Aside from the difference in erase block sizes, NAND flash chips also have other differences from NOR chips. They are further divided into ``pages'' which are typically 512 bytes in size, each of which has an extra 16 bytes of ``out of band'' storage space, intended to be used for metadata or error correction codes. NAND flash is written by loading the required data into an internal buffer one byte at a time, then issuing a write command. While NOR flash allows bits to be cleared individually until there are none left to be cleared, NAND flash allows only ten such write cycles to each page before leakage causes the contents to become undefined until the next erase of the block in which the page resides.
Until recently, the majority of applications of flash for file storage have involved using the flash to emulate a block device with standard 512-byte sectors, and then using standard file systems on that emulated device.
The simplest method of achieving this is to use a simple 1:1 mapping from the emulated block device to the flash chip, and to simulate the smaller sector size for write requests by reading the whole erase block, modifying the appropriate part of the buffer, erasing and rewriting the entire block. This approach provides no wear levelling, and is extremely unsafe because of the potential for power loss between the erase and subsequent rewrite of the data. However, it is acceptable for use during development of a file system which is intended for read-only operation in production models. The mtdblock Linux driver provides this functionality, slightly optimised to prevent excessive erase cycles by gathering writes to a single erase block and only performing the erase/modify/writeback procedure when a write to a different erase block is requested.

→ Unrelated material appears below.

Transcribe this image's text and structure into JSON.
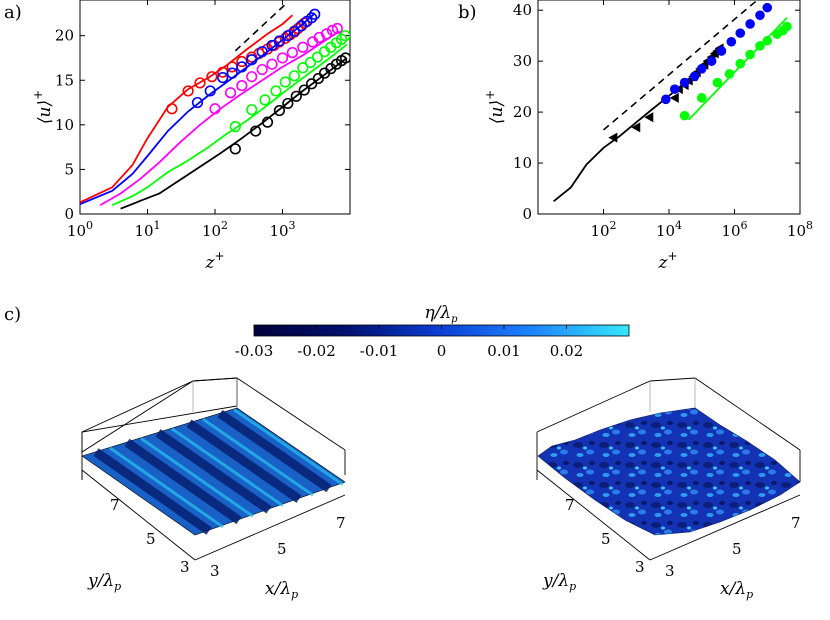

To emulate a block device in a fashion suitable for use with a writable file system, a more sophisticated approach is required.
To provide wear levelling and reliable operation, sectors of the emulated block device are stored in varying locations on the physical medium, and a ``Translation Layer'' is used to keep track of the current location of each sector in the emulated block device. This translation layer is effectively a form of journalling file system.

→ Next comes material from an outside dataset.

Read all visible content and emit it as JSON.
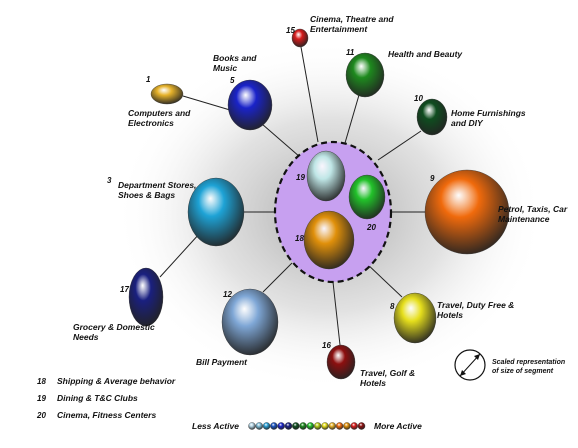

The most common such translation layer is a component of the PCMCIA specification, the ``Flash Translation Layer'' [FTL]. More recently, a variant designed for use with NAND flash chips has been in widespread use in the popular DiskOnChip devices produced by M-Systems.
Unfortunately, both FTL and the newer NFTL are encumbered by patents -- not only in the United States but also, unusually, in much of Europe and Australia. M-Systems have granted a licence for FTL to be used on all PCMCIA devices, and allow NFTL to be used only on DiskOnChip devices.
Linux supports both of these translation layers, but their use is deprecated and intended for backwards compatibility only. Not only are there patent issues, but the practice of using a form of journalling file system to emulate a block device, on which a ``standard'' journalling file system is then used, is unnecessarily inefficient.
A far more efficient use of flash technology would be permitted by the use of a file system designed specifically for use on such devices, with no extra layers of translation in between. It is precisely such a filesystem which Axis Communications AB released in late 1999 under the GNU General Public License.